We obviously suffer from poor timing.  Just at the time when the public health enterprise is putting great stock in policy solutions, there is a perfect storm of opposition to the legitimacy of government.

This emphasis on policy formation and advocacy is slowly moving into the Schools of Public Health and academic training programs.  In the current environment, we need to be teaching not only the mechanisms and values of policy solutions, but also how to be skillful in confronting the deep and apparently growing resistance to any expansion of government action.  In my experience, academics are not very good at hard-ball politics, so it will be a significant challenge to help our students use their citizen freedoms to advance the public health policy agenda.

Thursday, August 16, 2012

Social Determinants of Health and the Public Health Enterprise


Recently my local newspaper (Louisville Courier Journal, August 9) published a story about high school graduation rates in Kentucky and the local public school system. The news article included recent statistics on the graduation rate in the local school system as a whole, as well as a Table showing the graduation rates of freshmen students in the individual high schools.  In the system as a whole, about 1/3 of freshmen don't graduate. The other very dismaying data in the article is the disparity in graduation rates between the school with the highest rate (Manual High School, 92%) and the school with the lowest rate (Iroquois High School, 40%). The article did not give details about the analysis methodology, so the possibility is that some of the students included in the non-graduation group later finish school in some other way.  Nevertheless, it is disturbing that so many young people fail.  Such failure to complete a high school education has a huge impact on youth for the rest of their lives, including the expectation of poor health status compared to their peers who have more success and achievement in school.

Not being a K12 educator, I'm sure there are some things about this problem that I don't understand.  Failure to graduate is a function of student effort and motivation, parental support, instructional practices and standards, curricular options (e.g. practical career training), student suspension rates, special education services, second language programs, school leadership, and many other factors.  The problem is not simple, which is why drop out rates do not change easily.

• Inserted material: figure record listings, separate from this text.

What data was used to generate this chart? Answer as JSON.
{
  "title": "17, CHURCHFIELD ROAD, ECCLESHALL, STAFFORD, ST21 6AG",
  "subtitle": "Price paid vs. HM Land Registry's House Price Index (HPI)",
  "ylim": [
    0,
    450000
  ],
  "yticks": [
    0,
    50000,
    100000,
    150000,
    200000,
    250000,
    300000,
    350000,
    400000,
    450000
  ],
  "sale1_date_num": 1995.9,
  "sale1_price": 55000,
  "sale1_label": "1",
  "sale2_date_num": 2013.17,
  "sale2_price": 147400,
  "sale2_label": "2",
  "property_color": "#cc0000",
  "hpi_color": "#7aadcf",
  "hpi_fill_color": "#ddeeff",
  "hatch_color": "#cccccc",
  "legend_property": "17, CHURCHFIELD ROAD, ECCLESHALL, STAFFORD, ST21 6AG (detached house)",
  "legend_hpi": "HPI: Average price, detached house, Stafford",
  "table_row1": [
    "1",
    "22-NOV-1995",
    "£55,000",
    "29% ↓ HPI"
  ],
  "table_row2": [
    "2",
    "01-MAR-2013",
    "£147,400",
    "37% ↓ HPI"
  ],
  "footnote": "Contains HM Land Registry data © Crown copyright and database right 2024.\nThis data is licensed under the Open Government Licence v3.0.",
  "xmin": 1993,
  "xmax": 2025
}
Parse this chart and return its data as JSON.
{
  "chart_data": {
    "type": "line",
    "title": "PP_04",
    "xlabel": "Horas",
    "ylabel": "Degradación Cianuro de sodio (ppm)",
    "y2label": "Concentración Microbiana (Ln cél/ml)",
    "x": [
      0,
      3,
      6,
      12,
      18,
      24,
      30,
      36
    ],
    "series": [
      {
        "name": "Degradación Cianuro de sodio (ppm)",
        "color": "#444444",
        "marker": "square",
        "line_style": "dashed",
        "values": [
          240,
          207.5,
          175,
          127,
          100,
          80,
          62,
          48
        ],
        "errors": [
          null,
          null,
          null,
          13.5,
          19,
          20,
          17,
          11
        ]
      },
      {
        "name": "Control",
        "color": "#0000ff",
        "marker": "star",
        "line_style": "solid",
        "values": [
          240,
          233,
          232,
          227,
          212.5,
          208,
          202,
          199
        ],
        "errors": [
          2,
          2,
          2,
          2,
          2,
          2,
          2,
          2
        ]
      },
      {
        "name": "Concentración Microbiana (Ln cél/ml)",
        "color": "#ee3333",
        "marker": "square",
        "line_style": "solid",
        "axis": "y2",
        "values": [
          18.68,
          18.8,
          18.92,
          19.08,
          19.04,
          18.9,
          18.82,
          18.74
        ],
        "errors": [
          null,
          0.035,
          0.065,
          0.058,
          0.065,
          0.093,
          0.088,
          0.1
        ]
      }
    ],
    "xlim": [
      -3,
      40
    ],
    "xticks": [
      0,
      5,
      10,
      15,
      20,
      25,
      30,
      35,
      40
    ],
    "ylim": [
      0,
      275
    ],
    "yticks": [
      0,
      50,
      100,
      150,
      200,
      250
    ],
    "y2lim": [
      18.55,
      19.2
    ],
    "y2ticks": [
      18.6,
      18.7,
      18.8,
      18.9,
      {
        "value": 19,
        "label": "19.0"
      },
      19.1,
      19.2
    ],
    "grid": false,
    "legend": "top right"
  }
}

The reason I'm writing about this is not to shed light on how to solve the drop out problem, but to point out the glaring contrast between this huge social problem that has a significant impact on the public's health, and the fact that almost no role is being played by the public health enterprise.  Poor educational achievement is what we refer to as a "social determinant of health."  Students  who do not finish high school live, as a group, seven years shorter lives(Washington Post, March 11, 2008)  than others.  Along the way, they are likely to have more sickness and sick days and a poorer health-related quality of life.  There are not many threats to health that take a seven year toll, making high school drop out a giant threat to health.

And so we return to the public health enterprise.  How should we address education as a basic factor to promote health status?Indirectly we contribute to student success in school, but measures to promote child and adolescent health, such as with immunizations and health screening.  We are very comfortable with designing interventions with outcomes stated in terms of health status.  For example, to decrease the rate of hospital admission among children with asthma.  However, what if we made school success and high school graduation the outcome measure?  What then would be the role of the public health enterprise, and how would we proceed.

Rectifying the startling results of health inequity, and addressing the social determinants of health will require revolutionary change in the ways we deal with public health problems.  It will be an uphill battle, given the current social resistance to brave new enterprises undertaken by we the people in the form of government initiatives.